# Public transport



## Sunshine1 (Jan 26, 2009)

Hi All

Does anyone know if I can take public transport from Pernera to Larnaca Airport on a Sunday in early October please?

:violin

A taxi I am told is 80 Euro and to expensice by far

Any advice please?

Thanks very much


----------



## zin (Oct 28, 2010)

What, who or where is Pernera ?


----------



## Geraldine (Jan 3, 2009)

zin said:


> What, who or where is Pernera ?


I have stayed at the Pernera Beach hotel and that was around Protaras, so I guess a small village next door.


----------



## Sunshine1 (Jan 26, 2009)

zin said:


> What, who or where is Pernera ?


Hi,

It is a small tourist area located 4km outside of Protaras along the coast road towards Paralimni

Thanks


----------



## zin (Oct 28, 2010)

If there is a big hotel there then maybe best giving them a call and asking what the public transport options are then, I suspect - especially in October - that there won't be much and taxi will be your only option.


----------



## Veronica (Apr 5, 2008)

Try this link for buses.

Larnaca Airport (LCA) Travel, Transport: Travel at Airports in Larnaca Area, Cyprus


----------



## Sunshine1 (Jan 26, 2009)

Veronica said:


> Try this link for buses.
> 
> Larnaca Airport (LCA) Travel, Transport: Travel at Airports in Larnaca Area, Cyprus


Excelent, thank you


----------



## Sunshine1 (Jan 26, 2009)

zin said:


> If there is a big hotel there then maybe best giving them a call and asking what the public transport options are then, I suspect - especially in October - that there won't be much and taxi will be your only option.


Good advice, thank you I will explore that option


----------



## atw26 (May 23, 2009)

Hi there, you don't mention what time you need to be at the airport unless you are willing to wait at the airport if need be.

Looks like you'd have to do two hops, the first to Larnaca and then to Larnaca airport.

So there seems to be a couple of options for getting to Larnaca. 

From the Famagusta bus website, there appears to be a bus from Pernera to Larnaca: bus 711.

Otherwise, if you get to Paralimni then you can take the bus from Paralimni to Larnaca via Intercity Buses

Then from Larnaca, there is a few buses to the airport: 418, 419, 431, 440 and the infrequent 407 and 409 (these last two routes come from a friend but are not shown on Zinonas Buses )

As always, I recommend calling to verify all of this information.

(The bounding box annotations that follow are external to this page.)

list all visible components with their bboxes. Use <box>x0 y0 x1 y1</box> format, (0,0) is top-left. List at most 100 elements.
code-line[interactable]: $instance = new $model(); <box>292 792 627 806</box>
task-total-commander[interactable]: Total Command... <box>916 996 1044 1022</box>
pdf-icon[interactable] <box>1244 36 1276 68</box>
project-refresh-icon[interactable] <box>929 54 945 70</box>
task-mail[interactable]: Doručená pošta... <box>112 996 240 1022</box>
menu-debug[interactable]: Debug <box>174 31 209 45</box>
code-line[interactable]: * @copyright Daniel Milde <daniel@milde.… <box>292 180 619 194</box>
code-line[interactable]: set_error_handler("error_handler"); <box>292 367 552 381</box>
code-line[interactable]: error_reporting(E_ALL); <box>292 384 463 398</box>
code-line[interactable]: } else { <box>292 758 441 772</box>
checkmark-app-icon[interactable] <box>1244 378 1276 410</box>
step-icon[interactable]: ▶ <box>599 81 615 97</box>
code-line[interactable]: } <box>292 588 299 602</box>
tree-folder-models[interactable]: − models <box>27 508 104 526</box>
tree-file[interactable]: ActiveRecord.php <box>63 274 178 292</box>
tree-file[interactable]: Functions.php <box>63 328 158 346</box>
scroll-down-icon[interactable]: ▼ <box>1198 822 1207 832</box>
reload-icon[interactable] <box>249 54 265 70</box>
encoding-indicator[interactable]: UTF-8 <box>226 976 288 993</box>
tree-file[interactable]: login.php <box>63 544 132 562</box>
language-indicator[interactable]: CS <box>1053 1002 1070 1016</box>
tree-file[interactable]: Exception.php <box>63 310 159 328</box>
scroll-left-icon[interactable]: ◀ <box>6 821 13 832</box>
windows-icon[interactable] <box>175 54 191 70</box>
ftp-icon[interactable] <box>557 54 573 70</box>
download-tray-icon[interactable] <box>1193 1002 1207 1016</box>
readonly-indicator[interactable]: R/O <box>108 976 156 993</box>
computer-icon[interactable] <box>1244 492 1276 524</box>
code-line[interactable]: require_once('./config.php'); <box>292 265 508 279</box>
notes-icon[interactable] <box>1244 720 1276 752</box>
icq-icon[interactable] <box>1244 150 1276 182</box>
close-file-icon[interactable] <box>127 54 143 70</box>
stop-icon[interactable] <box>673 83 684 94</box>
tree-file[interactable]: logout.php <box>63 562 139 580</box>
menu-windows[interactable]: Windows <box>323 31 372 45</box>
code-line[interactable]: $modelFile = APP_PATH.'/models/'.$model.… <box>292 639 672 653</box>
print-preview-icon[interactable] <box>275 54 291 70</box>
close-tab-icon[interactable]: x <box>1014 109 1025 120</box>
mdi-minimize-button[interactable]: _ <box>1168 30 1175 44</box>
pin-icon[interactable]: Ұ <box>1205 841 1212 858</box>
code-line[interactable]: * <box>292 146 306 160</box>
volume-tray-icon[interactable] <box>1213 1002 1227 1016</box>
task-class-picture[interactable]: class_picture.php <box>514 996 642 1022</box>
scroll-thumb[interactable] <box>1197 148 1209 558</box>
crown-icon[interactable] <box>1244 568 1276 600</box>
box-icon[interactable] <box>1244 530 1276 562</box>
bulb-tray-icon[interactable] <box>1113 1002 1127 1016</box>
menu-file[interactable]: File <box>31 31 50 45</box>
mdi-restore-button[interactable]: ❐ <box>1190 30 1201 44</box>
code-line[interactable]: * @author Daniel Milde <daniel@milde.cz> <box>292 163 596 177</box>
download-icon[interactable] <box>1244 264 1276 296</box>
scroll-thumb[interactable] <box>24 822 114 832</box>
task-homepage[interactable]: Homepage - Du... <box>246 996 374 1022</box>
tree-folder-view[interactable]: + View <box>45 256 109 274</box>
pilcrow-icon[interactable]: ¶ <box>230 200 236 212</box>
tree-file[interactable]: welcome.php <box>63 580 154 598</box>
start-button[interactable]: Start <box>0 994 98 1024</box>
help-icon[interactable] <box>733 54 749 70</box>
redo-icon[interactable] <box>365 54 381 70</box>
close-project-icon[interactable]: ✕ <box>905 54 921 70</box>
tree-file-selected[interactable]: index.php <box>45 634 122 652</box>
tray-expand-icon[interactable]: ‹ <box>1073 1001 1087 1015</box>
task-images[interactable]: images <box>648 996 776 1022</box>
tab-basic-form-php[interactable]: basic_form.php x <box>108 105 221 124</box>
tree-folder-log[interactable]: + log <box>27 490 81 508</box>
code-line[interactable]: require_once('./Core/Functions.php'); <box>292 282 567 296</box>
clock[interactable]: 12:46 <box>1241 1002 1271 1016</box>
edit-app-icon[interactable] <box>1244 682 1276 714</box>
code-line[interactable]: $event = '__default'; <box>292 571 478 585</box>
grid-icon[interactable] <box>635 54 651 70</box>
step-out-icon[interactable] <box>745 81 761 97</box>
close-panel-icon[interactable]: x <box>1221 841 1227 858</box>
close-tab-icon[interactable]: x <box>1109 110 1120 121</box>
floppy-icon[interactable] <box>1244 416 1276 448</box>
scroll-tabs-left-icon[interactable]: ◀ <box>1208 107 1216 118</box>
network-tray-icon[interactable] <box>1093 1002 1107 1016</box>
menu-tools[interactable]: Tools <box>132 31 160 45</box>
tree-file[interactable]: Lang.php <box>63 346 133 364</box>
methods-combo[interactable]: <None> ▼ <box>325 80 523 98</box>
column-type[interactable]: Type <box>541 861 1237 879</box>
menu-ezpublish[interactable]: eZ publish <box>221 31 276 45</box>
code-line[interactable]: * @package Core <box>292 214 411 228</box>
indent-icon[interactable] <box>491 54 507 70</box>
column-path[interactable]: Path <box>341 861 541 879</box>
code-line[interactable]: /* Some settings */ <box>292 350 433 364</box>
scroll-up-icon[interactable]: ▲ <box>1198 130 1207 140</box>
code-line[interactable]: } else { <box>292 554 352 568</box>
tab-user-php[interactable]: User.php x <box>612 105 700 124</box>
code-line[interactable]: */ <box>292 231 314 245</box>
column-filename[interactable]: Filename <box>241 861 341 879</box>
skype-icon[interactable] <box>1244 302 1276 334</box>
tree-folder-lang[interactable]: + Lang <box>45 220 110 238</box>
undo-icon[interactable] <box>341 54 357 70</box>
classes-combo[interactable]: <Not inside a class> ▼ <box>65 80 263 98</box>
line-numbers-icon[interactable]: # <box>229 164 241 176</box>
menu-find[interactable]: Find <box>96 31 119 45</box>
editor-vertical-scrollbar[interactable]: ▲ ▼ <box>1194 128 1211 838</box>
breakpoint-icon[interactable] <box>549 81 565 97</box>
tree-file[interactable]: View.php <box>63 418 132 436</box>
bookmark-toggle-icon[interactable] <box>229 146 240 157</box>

Oh, and also there's the shared taxi option which will pick you up and drop you off. You can get a quote for Protaras to Larnaca Airport here: Travel Express
I'm pretty sure they would pick up from Pernera but again, call to verify. They only run from 6am to 6pm though and if you're planning to use it on the weekend, be sure to ask how often it goes, and the time of the last one - generally speaking they leave once every hour but on the weekend it's been uh, once every two or more hours.

Do let us know how you get on!!


----------



## Sunshine1 (Jan 26, 2009)

atw26 said:


> Hi there, you don't mention what time you need to be at the airport unless you are willing to wait at the airport if need be.
> 
> Looks like you'd have to do two hops, the first to Larnaca and then to Larnaca airport.
> 
> ...


Wow, thank you so much for your information and advice

Much appreciated and I will let you know how we get on


Kind regards
Steve


----------